According to Google, “Webspam is the term for webpages that are designed by webmasters to trick search engines and draw users to their websites.” Google checks for technical signals of Black Hat SEO practices to increase page ranking, spam webpages with little value and pages created for only commercial intent. Google also provides criteria about what good pages contain.

Google states, “Pages that are merely annoying, junky, or low quality, such as pages with lots of pop-ups or ads, are not necessarily spam.” The page quality rating is not affected by the spam flag. It is possible for pages to be graded as “relevant” to a query and also flagged for spam.

Technical Signals

Hidden Text and Links are not visible to users and exist only to add value to the page when it is crawled. Text and links with the same color as the background, a tiny font size (like 1pt), or that are shifted outside of normal viewing area are typically flagged as hidden. Hidden text is usually used to facilitate keyword stuffing.

Keyword Stuffing is using an excessive number of keywords on the page to draw search traffic. Using keywords that are irrelevant to the page content is also considered stuffing. For example, using keywords like “mortgages,” “cell phones” and “gambling” for an automotive page is spam. Page content and URLs that appear to have automatically-generated text are also flagged.

Sneaky Redirects send the user to a URL on a different domain, with the intent of delivering spam. This includes pages that redirect to pages with irrelevant content, through several URLs before hitting the landing page, and/or to a different URL on every visit of the original page.

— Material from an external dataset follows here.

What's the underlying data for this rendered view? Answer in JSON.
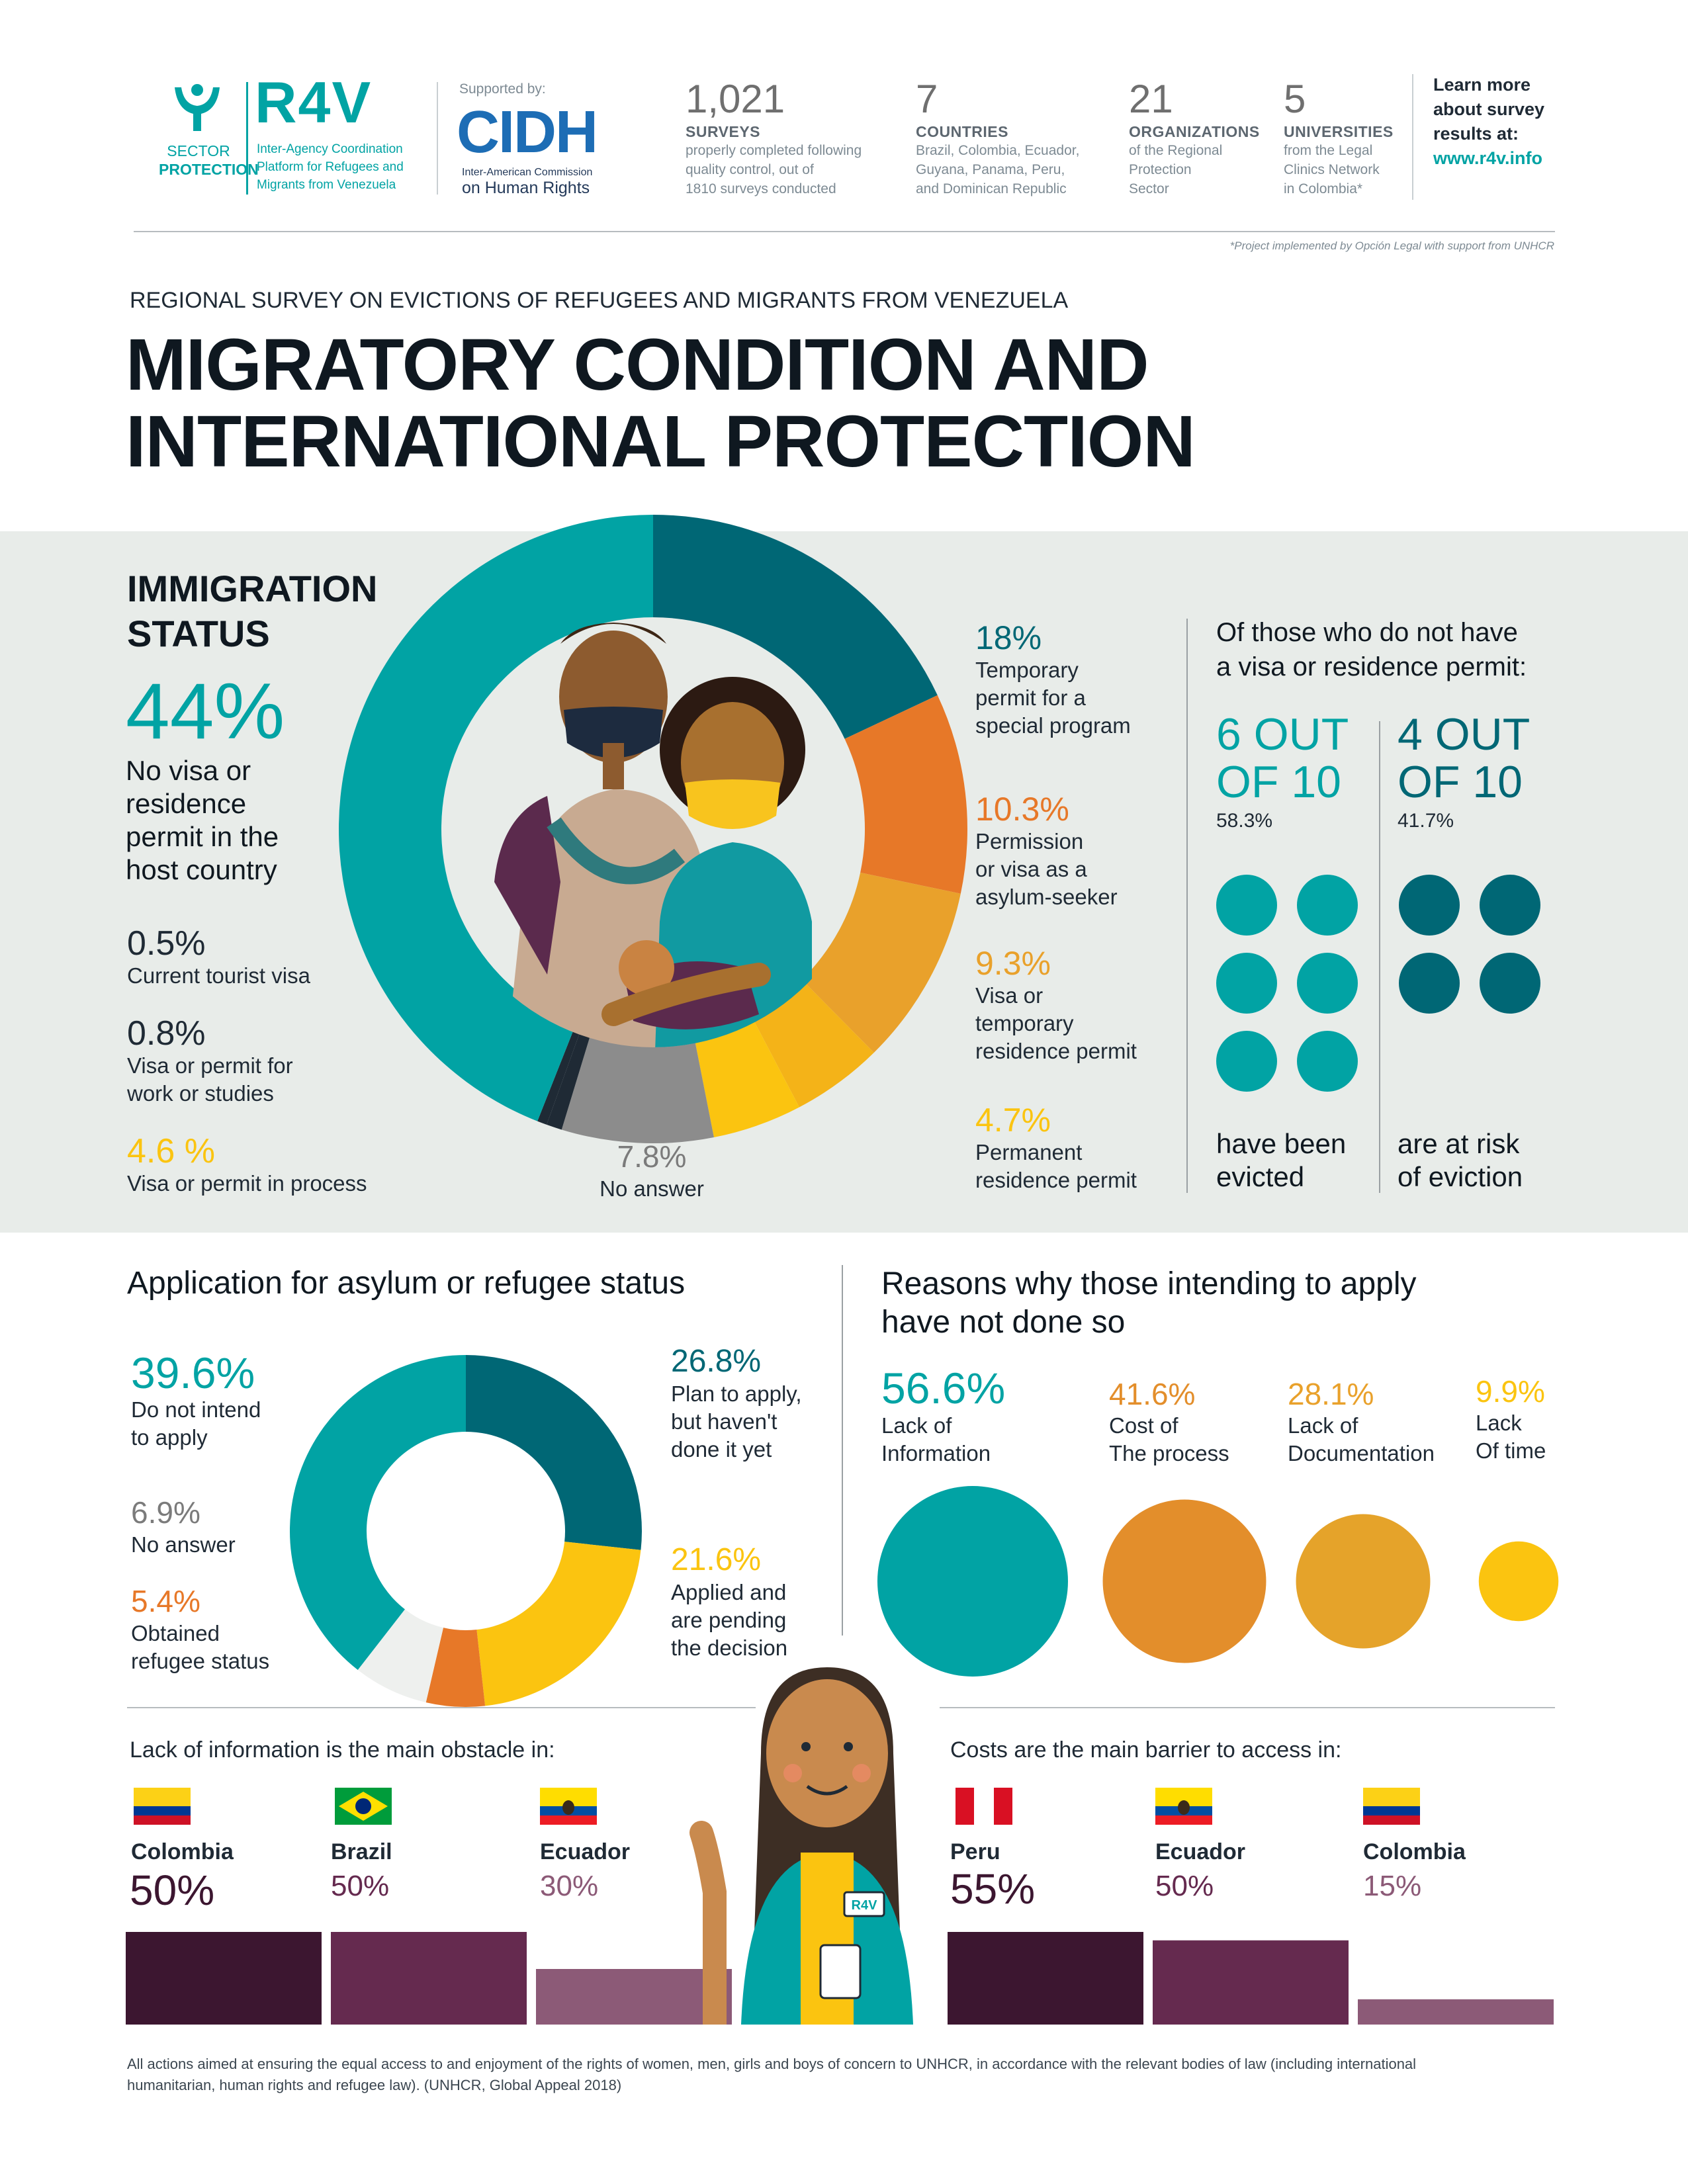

Cloaking is the method of showing different content to users and search engines. This can be done by serving content to users through JavaScript to hide it from the search engines, or playing with frames to hide content from users.

Spam Webpages

Pages with PPC ads that were obviously created to only drive ad revenue are considered spam. This includes pages that use scraped or copied content to appear relevant. Some examples of these pages are wikis, blogs, message boards and search pages that are fake or copied from another source. Legitimate blogs and message boards are not typically flagged for user-generated spam in comments and posts.

Commercial Intent

Thin affiliates are spammers that use sites with very little useful or original information to earn commissions. Affiliate sites that provide relevant content and offer useful features such as shopping carts, return policies and functional forums are not considered spammers.

Pure PPC pages contain only ads or links to other spam pages. Fake directories are also in this category.

Parked (expired) domains are expired domains from legitimate companies that are purchased by spammers to leverage the existing name and link value.  The spammers use pre-existing links for driving traffic to their spam site.  These pages typically contain all paid links and have no relevance to the original domain name. Registering a domain with a similar spelling to a legitimate domain to drive revenue from accidental visitors is also considered spam.

Good Pages

Good pages are organized well, contain ads that are clearly identified and not distracting, and provide value to the user. Google provides the following criteria for determining good pages. If you can answer “yes” to any of the following, the page is probably not spam:

As mentioned before, Google’s page ranking process is not completely transparent. However, these guidelines provide brands with valuable information to ensure their website pages align with Google’s recommendations and requirements.